Man’s dilemma–now and always–has been that he misidentifies his own intellectual artifacts as reality. But these artificial suppositions are merely the products of an arbitrary point of perception. The inadequacy of the answers we receive is a direct consequence of the limitations implicit in the viewpoints of the questioner… Society constantly expends its efforts to correct effects instead of causes, which is one reason why the development of human consciousness proceeds so slowly. … While this random search for solutions has resulted in a maze of baffling complexity, true answers always have the hallmark of simplicity. -- David R. Hawkins, M.D., Ph.D.
In order for justice to truly take a hold in this global reality we are finding ourselves in, we need a new direction. As Dr. Hawkins infers, mere, simple perception is everything. He also infers that we need to get to the root of the human condition instead of applying antidotes to the symptoms. Believing in ourselves might just be the cause to a different effect. To find what we each believe in, we must first listen to ourselves. When we listen, we will find and “seize the courage necessary to preserve our sensitivity, awareness, and responsibility in the fact of radical change,” and we discover what it is that gives us joy (May).

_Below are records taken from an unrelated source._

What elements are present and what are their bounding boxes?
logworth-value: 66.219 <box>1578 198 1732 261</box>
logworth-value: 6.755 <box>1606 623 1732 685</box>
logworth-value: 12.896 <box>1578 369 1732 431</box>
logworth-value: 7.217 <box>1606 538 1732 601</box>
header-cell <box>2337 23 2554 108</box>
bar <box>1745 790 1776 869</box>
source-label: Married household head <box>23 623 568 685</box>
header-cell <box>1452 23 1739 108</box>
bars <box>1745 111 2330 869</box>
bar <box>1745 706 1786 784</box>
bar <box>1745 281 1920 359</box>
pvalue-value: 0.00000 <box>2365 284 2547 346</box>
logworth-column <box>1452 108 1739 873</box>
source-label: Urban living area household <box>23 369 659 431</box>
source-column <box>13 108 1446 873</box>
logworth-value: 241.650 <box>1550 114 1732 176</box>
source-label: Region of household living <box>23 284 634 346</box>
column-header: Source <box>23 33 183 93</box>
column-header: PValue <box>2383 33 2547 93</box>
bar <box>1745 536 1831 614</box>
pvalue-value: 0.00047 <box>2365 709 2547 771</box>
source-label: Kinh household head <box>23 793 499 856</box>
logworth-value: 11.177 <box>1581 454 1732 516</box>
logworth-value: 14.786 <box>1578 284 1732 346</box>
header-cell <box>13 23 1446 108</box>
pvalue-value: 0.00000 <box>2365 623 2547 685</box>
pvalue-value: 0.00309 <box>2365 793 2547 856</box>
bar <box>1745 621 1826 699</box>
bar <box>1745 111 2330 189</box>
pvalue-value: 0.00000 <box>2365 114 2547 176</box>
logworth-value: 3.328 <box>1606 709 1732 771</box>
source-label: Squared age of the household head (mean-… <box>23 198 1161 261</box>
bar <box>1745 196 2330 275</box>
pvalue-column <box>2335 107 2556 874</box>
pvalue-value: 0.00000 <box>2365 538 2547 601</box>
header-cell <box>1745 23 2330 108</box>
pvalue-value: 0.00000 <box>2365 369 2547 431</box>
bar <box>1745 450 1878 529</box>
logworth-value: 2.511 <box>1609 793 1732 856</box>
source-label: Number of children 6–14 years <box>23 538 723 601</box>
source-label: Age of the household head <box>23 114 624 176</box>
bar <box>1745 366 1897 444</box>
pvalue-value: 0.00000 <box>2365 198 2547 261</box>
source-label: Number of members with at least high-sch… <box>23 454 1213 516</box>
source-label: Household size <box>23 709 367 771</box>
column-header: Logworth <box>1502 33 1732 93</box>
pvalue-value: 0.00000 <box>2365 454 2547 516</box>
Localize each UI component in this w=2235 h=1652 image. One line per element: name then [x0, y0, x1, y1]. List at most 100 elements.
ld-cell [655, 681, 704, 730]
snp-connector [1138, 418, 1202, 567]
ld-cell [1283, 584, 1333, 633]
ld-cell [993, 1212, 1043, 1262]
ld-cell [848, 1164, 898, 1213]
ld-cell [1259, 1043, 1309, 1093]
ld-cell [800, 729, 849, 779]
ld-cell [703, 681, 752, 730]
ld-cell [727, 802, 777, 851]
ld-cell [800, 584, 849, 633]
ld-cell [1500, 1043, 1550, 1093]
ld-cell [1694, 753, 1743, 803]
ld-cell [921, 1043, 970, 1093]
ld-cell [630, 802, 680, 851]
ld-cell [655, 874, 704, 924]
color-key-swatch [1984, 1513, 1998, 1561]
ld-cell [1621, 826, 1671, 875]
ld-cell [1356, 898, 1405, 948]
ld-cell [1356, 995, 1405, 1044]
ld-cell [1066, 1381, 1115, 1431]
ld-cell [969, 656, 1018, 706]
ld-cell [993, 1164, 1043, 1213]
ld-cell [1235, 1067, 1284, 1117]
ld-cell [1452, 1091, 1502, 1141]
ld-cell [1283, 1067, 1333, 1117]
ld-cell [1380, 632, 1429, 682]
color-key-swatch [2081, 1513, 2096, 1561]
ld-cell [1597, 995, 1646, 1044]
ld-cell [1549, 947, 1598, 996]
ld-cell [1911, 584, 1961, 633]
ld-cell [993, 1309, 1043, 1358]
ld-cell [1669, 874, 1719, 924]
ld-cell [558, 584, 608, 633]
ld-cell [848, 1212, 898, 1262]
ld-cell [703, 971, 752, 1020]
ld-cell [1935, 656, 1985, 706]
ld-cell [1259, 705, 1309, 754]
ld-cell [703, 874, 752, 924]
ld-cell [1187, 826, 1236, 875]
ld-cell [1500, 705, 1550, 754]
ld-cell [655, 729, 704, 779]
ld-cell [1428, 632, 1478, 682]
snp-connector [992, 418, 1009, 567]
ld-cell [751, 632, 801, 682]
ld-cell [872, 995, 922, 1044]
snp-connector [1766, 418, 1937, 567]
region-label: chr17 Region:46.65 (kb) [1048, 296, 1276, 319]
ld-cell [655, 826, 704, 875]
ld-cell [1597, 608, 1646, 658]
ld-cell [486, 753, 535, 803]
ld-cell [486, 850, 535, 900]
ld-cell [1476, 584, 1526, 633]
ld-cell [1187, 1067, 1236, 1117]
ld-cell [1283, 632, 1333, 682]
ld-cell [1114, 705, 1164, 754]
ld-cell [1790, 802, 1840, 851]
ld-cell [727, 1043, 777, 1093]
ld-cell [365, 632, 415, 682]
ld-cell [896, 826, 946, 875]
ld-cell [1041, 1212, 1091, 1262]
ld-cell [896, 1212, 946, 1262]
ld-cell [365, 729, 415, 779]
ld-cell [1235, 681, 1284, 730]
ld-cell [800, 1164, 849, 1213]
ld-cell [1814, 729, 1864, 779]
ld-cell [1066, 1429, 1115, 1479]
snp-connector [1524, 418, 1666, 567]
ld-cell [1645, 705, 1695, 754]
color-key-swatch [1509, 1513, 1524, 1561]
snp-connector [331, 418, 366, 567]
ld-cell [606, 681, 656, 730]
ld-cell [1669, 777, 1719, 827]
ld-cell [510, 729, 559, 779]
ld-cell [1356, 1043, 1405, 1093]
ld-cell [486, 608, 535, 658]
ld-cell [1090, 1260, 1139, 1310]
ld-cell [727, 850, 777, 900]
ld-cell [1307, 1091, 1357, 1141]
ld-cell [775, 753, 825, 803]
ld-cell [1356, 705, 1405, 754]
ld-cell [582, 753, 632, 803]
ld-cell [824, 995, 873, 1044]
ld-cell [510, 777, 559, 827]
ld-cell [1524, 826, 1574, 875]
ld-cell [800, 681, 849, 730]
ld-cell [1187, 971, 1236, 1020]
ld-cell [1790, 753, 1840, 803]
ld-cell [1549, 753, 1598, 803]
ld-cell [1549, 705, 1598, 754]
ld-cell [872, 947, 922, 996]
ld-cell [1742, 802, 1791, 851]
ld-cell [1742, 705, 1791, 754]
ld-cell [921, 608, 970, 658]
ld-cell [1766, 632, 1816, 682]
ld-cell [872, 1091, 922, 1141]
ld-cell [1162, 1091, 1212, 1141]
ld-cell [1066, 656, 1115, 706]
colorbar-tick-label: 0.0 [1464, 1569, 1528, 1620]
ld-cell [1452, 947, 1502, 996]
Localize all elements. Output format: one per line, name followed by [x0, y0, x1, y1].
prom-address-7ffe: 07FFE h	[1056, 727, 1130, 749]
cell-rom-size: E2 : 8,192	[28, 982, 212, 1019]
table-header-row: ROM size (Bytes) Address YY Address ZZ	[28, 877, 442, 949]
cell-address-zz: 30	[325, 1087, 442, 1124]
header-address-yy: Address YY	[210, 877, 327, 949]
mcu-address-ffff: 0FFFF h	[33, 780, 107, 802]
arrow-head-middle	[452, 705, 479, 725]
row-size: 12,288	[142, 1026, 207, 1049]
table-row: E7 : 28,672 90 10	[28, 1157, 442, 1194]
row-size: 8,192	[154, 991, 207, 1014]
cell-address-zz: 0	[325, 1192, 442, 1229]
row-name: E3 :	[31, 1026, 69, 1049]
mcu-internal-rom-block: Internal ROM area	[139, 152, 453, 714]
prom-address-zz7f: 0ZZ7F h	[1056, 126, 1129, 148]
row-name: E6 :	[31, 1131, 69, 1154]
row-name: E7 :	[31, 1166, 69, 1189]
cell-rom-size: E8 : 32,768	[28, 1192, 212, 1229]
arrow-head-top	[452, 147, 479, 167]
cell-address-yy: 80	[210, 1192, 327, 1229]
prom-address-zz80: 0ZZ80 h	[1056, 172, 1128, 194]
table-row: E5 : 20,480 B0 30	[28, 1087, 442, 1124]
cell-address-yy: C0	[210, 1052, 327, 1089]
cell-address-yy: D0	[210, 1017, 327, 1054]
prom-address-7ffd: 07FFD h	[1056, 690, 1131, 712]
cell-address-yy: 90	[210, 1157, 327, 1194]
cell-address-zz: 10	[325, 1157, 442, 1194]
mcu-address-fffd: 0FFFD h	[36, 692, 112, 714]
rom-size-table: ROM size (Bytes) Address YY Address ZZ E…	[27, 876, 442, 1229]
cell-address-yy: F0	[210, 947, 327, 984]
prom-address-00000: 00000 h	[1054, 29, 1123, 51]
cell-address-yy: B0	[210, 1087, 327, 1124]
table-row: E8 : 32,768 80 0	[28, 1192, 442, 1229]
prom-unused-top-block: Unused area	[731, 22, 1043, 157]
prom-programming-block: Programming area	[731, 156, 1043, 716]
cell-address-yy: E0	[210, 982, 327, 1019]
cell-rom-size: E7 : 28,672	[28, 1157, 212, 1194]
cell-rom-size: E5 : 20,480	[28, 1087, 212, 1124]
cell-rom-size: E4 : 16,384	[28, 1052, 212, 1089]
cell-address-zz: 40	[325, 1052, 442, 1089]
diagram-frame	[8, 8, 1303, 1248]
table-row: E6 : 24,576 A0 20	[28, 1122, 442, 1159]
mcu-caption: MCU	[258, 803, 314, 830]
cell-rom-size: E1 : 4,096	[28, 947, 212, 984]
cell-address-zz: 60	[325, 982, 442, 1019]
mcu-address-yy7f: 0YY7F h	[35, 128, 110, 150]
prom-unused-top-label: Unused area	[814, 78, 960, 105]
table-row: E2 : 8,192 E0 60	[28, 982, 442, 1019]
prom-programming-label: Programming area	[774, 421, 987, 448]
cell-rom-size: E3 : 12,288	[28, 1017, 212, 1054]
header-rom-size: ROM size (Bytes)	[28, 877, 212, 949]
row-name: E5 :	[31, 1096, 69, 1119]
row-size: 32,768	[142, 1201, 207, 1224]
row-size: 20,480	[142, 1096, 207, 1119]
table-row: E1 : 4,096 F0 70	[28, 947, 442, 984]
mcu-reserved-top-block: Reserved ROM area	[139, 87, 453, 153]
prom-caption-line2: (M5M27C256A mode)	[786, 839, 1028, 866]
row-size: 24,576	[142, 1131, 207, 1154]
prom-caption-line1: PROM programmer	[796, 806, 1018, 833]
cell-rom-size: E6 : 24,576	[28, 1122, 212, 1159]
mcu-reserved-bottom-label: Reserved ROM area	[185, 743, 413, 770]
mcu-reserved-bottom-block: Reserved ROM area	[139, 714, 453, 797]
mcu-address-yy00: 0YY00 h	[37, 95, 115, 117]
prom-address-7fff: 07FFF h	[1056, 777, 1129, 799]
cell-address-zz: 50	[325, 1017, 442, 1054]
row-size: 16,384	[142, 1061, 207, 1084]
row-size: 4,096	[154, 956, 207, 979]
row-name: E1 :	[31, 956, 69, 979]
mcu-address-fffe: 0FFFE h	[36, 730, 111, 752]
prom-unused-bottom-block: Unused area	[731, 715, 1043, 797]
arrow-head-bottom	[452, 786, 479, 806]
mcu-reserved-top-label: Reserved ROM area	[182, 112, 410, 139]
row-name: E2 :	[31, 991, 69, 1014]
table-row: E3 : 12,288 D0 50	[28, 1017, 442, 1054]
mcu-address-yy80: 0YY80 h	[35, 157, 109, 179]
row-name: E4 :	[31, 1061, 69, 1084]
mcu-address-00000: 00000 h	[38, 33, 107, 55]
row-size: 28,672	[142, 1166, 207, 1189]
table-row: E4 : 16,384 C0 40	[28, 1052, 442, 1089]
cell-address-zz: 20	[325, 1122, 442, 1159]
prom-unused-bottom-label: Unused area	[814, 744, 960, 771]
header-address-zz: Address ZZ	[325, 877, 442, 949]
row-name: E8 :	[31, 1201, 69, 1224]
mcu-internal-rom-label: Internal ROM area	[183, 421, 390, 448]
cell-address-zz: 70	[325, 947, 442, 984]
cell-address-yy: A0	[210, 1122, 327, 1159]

A life lived in joy will produce joy around us. Joy is powerful, creative, inspiring and contagious.
I envision that guilt and victimization in our culture are gone and replaced with taking responsibility, dreaming big, believing, kindness, fairness—things that we desire but are too injured to truly believe are possible.
I strive to join those who have invited in a new era: one of creative problem solving; vast amounts of art making; responsibility to individual physical and mental health, strength, and stability; and modeling a life lived in joy. In order to be truly successful at any endeavor, sincerity must be present. Individual house cleaning is key to finding sincerity. I saw this the other day portrayed in a positively worded bumper sticker: If What You Seek You Don’t Find Within, You Won’t Find Without. It takes a huge amount of courage to live personal dreams, and to move toward true desires, especially when one learns her cues from the postmodern age and its stale hangover. When in the process of reinventing new cues, one begins to find her true voice while witnessing the shadows of past motivations. Just as posmodernity echoes the needs of a collective psyche, so must the individual heal her psyche in order to constructively and sincerely participate in a new era. I’ve had numerous conversations, read articles, and heard stories that all point to this new era. I am not alone. I am tapping into a new consciousness. And it involves the balance of personal health, dreaming big, and participating in our world. And it is radical.